Un tema specifico cui vale la pena fare cenno è rappresentato, inoltre, dal sindacato sui provvedimenti sanzionatori emanati dalle autorità. In linea astratta, si potrebbe essere portati a credere che tale sindacato dovrebbe essere meno penetrante di quello esercitato sugli altri provvedimenti delle autorità: la determinazione della sanzione comporta infatti valutazioni tecniche per loro natura opinabili, e dunque connotate da un più ampio grado di discrezionalità. Inoltre, il giudice amministrativo si trova in una situazione diversa da quella del giudice penale, in quanto a differenza di quest’ultimo non è titolare della potestà punitiva, che appartiene per intero all’autorità amministrativa.

Purtuttavia, la Corte di giustizia dell’UE è orientata da anni nel senso di ritenere la sussistenza in capo agli organi giurisdizionali di una competenza di merito in materia di sanzioni. A sua volta, la Corte europea dei diritti dell’uomo, in una sentenza del 2011 (Menarini, n. 43509), ha affermato la natura sostanzialmente penalistica delle sanzioni irrogate dall’Autorità Antitrust; e da ciò ha tratto la conseguenza di un sindacato “pieno” non solo sulla fondatezza dell’addebito, ma anche sull’adeguatezza della sanzione, di cui il giudice può dunque modificare l’entità. Pochi mesi dopo, nel dicembre 2011, è intervenuta una modifica del d. lgs. n. 104 del 2010 (recante riordino del processo amministrativo), che ha attribuito al giudice amministrativo una competenza di merito sulle sanzioni pecuniarie, ivi comprese quelle irrogate dalle autorità indipendenti. Pertanto, in materia di sanzioni, nonostante la maggiore opinabilità delle relative valutazioni tecniche, la limitazione dell’ambito discrezionale delle autorità finisce per essere più marcata di quanto non lo sia in termini generali. Ciò in piena consonanza con gli indirizzi della giurisprudenza sovranazionale, ma in oggettiva contraddizione con il principio stabilito dal citato art. 7, comma1, del d. lgs. n. 3 del 2017.

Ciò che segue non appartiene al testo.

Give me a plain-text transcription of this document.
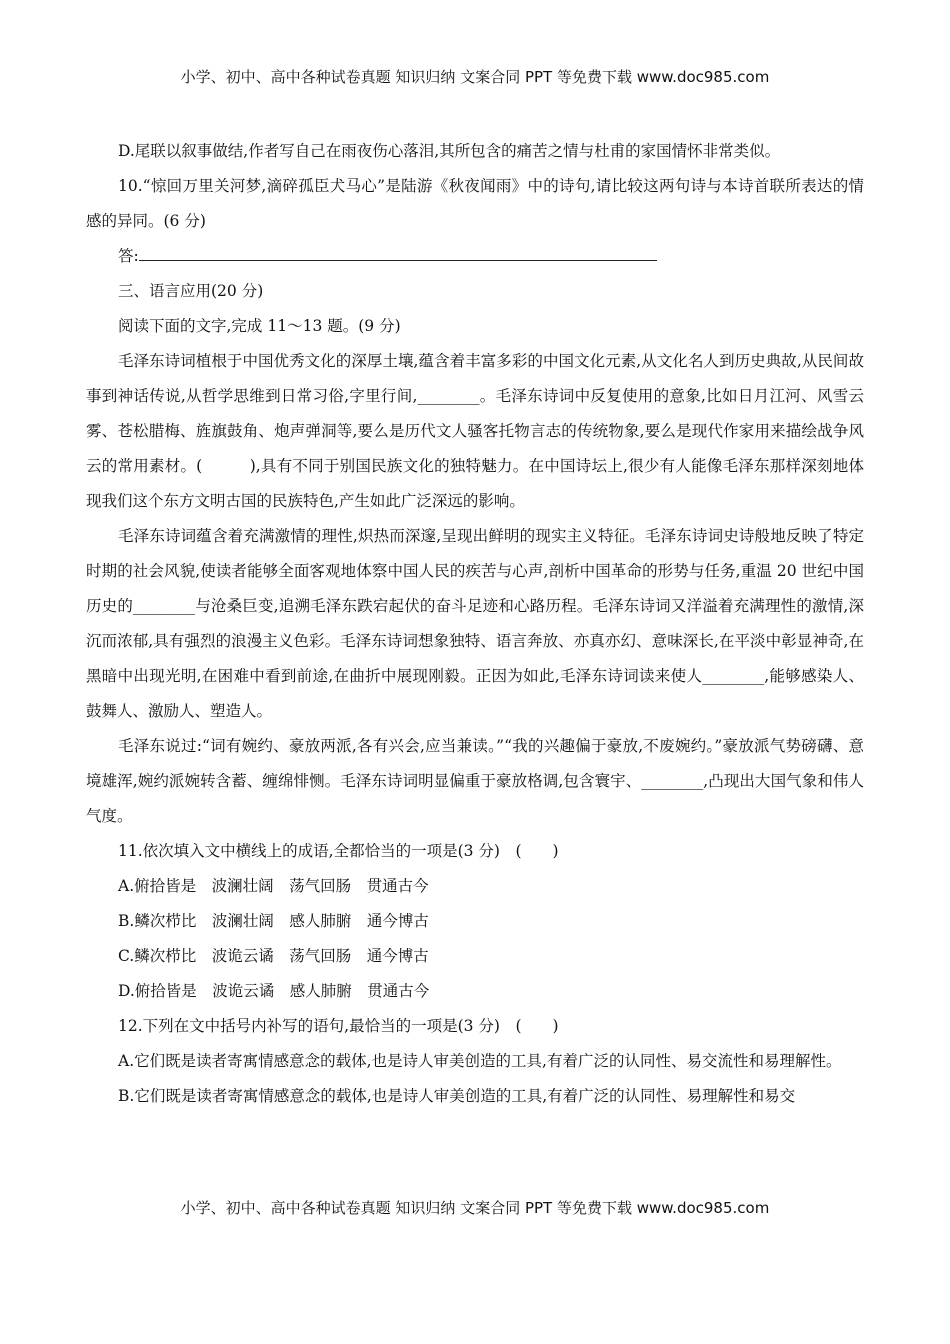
小学、初中、高中各种试卷真题 知识归纳 文案合同 PPT 等免费下载 www.doc985.com

D.尾联以叙事做结,作者写自己在雨夜伤心落泪,其所包含的痛苦之情与杜甫的家国情怀非常类似。

10.“惊回万里关河梦,滴碎孤臣犬马心”是陆游《秋夜闻雨》中的诗句,请比较这两句诗与本诗首联所表达的情感的异同。(6 分)

答:

三、语言应用(20 分)

阅读下面的文字,完成 11～13 题。(9 分)

毛泽东诗词植根于中国优秀文化的深厚土壤,蕴含着丰富多彩的中国文化元素,从文化名人到历史典故,从民间故事到神话传说,从哲学思维到日常习俗,字里行间,________。毛泽东诗词中反复使用的意象,比如日月江河、风雪云雾、苍松腊梅、旌旗鼓角、炮声弹洞等,要么是历代文人骚客托物言志的传统物象,要么是现代作家用来描绘战争风云的常用素材。(　　　),具有不同于别国民族文化的独特魅力。在中国诗坛上,很少有人能像毛泽东那样深刻地体现我们这个东方文明古国的民族特色,产生如此广泛深远的影响。

毛泽东诗词蕴含着充满激情的理性,炽热而深邃,呈现出鲜明的现实主义特征。毛泽东诗词史诗般地反映了特定时期的社会风貌,使读者能够全面客观地体察中国人民的疾苦与心声,剖析中国革命的形势与任务,重温 20 世纪中国历史的________与沧桑巨变,追溯毛泽东跌宕起伏的奋斗足迹和心路历程。毛泽东诗词又洋溢着充满理性的激情,深沉而浓郁,具有强烈的浪漫主义色彩。毛泽东诗词想象独特、语言奔放、亦真亦幻、意味深长,在平淡中彰显神奇,在黑暗中出现光明,在困难中看到前途,在曲折中展现刚毅。正因为如此,毛泽东诗词读来使人________,能够感染人、鼓舞人、激励人、塑造人。

毛泽东说过:“词有婉约、豪放两派,各有兴会,应当兼读。”“我的兴趣偏于豪放,不废婉约。”豪放派气势磅礴、意境雄浑,婉约派婉转含蓄、缠绵悱恻。毛泽东诗词明显偏重于豪放格调,包含寰宇、________,凸现出大国气象和伟人气度。

11.依次填入文中横线上的成语,全都恰当的一项是(3 分)　(　　)

A.俯拾皆是　波澜壮阔　荡气回肠　贯通古今
B.鳞次栉比　波澜壮阔　感人肺腑　通今博古
C.鳞次栉比　波诡云谲　荡气回肠　通今博古
D.俯拾皆是　波诡云谲　感人肺腑　贯通古今

12.下列在文中括号内补写的语句,最恰当的一项是(3 分)　(　　)

A.它们既是读者寄寓情感意念的载体,也是诗人审美创造的工具,有着广泛的认同性、易交流性和易理解性。

B.它们既是读者寄寓情感意念的载体,也是诗人审美创造的工具,有着广泛的认同性、易理解性和易交

小学、初中、高中各种试卷真题 知识归纳 文案合同 PPT 等免费下载 www.doc985.com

In concreto, dunque, non sempre risulta agevole tradurre in atto in maniera coerente i principi che regolano i rapporti fra le giurisdizioni e le autorità. A questo fine, il dialogo e il confronto tra le istituzioni rappresenta senza dubbio la strada maestra per realizzare più compiutamente gli obiettivi perseguiti dal legislatore con l’istituzione delle autorità amministrative indipendenti.